Why Drinking Urine Doesn’t Help You Survive

Urine is wastewater your body has already filtered once. It contains:

  • Urea
  • Salts
  • Toxins
  • Ammonia
  • Metabolic byproducts
  • Whatever your kidneys were trying to get rid of

When you’re already dehydrated — which is when most people consider drinking urine — your body concentrates it even more. That means:

  • Salt levels spike
  • Urea concentration increases
  • Ammonia content rises
  • Your kidneys need more water to process it again

You’re literally drinking the stuff your body said, “Absolutely not — get this out of me.”
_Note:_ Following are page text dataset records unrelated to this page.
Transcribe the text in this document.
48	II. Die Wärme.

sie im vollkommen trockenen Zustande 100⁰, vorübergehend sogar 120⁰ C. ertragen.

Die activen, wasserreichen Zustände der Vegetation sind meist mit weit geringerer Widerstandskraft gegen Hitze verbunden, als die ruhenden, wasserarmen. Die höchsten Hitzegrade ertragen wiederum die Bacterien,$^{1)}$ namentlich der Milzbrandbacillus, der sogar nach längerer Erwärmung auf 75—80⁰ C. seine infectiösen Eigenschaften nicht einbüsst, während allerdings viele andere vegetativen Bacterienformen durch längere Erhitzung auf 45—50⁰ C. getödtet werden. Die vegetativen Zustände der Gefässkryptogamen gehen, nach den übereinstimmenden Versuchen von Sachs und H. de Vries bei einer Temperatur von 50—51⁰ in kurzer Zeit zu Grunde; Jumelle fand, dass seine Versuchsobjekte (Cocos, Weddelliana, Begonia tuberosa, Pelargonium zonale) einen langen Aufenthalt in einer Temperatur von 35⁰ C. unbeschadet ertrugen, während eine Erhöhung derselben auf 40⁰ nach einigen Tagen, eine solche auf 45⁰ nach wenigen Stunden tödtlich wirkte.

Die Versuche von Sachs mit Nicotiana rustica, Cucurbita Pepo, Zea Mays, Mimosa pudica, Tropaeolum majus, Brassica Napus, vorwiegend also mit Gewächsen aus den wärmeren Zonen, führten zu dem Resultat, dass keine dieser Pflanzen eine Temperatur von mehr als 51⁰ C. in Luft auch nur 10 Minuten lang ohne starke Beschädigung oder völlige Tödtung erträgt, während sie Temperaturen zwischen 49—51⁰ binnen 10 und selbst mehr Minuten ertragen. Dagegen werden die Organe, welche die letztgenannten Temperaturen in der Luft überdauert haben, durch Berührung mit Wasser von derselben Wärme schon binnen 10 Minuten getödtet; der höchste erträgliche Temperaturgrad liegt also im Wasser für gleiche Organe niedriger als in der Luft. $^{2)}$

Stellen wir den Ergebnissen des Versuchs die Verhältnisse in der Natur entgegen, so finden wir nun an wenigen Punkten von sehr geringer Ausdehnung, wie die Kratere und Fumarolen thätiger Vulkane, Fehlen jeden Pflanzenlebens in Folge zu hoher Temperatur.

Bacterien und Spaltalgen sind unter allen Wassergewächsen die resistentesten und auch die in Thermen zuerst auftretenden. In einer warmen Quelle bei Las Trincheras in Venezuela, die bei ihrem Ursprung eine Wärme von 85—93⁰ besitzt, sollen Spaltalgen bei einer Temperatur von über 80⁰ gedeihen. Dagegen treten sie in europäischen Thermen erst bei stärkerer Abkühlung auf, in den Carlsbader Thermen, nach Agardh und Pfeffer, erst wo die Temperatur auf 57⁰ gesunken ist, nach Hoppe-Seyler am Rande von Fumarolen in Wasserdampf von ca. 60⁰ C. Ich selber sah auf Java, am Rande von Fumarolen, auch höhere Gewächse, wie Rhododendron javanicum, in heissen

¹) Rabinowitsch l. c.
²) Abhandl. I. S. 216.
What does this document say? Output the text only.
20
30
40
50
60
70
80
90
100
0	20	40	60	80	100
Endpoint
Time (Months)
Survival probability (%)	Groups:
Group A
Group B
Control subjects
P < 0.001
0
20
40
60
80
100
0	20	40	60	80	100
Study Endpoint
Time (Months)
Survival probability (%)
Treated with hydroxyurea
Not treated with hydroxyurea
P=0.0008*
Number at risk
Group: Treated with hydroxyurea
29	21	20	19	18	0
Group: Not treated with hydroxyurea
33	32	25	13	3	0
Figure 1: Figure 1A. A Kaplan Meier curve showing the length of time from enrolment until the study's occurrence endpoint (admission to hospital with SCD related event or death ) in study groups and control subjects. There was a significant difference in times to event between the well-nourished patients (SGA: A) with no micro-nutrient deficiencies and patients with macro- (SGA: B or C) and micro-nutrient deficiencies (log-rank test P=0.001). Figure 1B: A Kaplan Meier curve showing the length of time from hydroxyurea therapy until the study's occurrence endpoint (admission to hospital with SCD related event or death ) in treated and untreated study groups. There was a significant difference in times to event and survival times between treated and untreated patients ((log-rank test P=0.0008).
What Happens If You Drink It Anyway?

You Become More Dehydrated

High salt plus low water forces your kidneys to burn even more fluid just to filter it again.

You Get Nauseous

Warm, salty, ammonia-flavored liquid doesn’t sit well. Shocking, I know.

You Risk Vomiting

Now you’re losing even more fluid than before.

Kidney Strain Increases

Your kidneys are already stressed. Adding concentrated waste can push them toward failure in extreme situations.

Bacteria Becomes a Problem

Fresh urine is technically sterile for a short time. After that? Welcome to Bacterial Disneyland.


“But What About Bear Grylls?”

Bear drinks pee because:

  1. He’s on camera
  2. It gets ratings
  3. He goes back to a hotel afterward

Actual survival instructors — military SERE trainers, wilderness medics, and bushcraft experts — all agree:

Drinking urine is a desperation move, not a survival strategy.


Are There Any Situations Where It’s Acceptable?

The only “maybe” is using it as a cooling aid, not a beverage.

In extreme heat, you could:

  • Wet clothing to promote evaporative cooling
  • Dampen a cloth and place it on exposed skin
  • Lightly soak a head wrap

Drinking it? Still a hard no.

Even historical survival myths that involved urine didn’t rely on drinking it — they distilled it.


If You Have No Water, Do This Instead

Look for Dew

Use a bandana or shirt and wring it out.

Dig a Solar Still

Slow, frustrating, but far better than drinking urine.

Follow Terrain Downhill

Water collects in valleys, washes, and natural depressions.

Use a Transpiration Bag

Tie a clear plastic bag over leafy branches to collect moisture.

Ration Effort, Not Water

Conserve sweat, not sips.

Stay Shaded During Peak Heat

Burning calories equals burning water.

Anything is better than drinking pee.


Final Takeaway

Drinking urine isn’t resourceful — it’s counterproductive. It speeds dehydration, stresses your kidneys, and lowers your odds of staying functional long enough to find real water or rescue.

If your body already rejected it, take the hint.